May 29, 2007 22:34
In the absence of fiction, my editor has begun revising my character: You are supposed to be the depressed writer, she informs me. You ought to sulk and pine for ideals. Empower a pretty, passive catalyst for inspiration. You don't need drugs. (I took drugs in a dream and my blood felt like silk scarves threading through my veins. The night unraveled in the folds of a pillowcase spinning through tea stains and quips that flatter less than the distance they suggest.) She stirs her coffee to a conclusion: also, practice the piano.
My editor has pinned excerpts from my writing to her wall alongside lines from authors we both idolize. I didn't know this until I visited her and encountered a vaguely familiar sentence, thought it mesmerizing, and found my name scripted below. (There was a girl in college who discovered my first LJ and rewrote passages that she taped beside her bed. She thought I was alluding to her.)

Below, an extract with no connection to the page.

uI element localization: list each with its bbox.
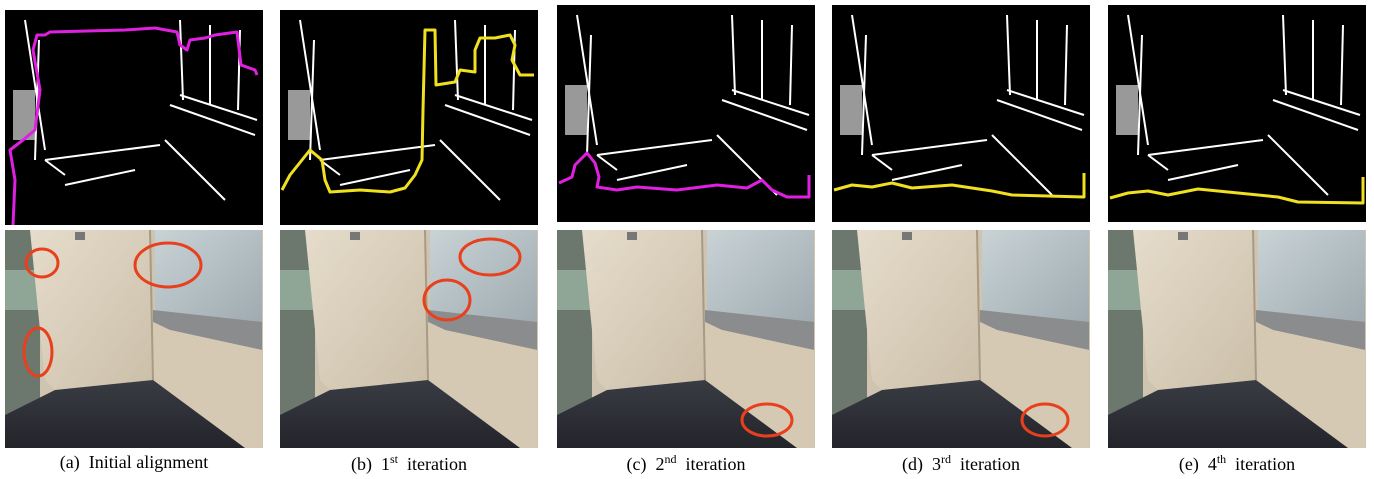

My editor only drinks coffee with me. She appreciates deictic insinuations and words like "insinuations," "deictic," "appreciates." In the last sentence she would find amusement in parataxis, chiasmus, the departure from parallel structure, and the sudden appearance of quotation marks. In the next list she would, despite the imbalanced conjunctions, prefer the middle two movies: Easy, Awakenings, and Pirates and Shrek 3. She would understand the subject without googling to verify its originality and meaning. She would not disagree with any of this, being unwilling to read that which I write online.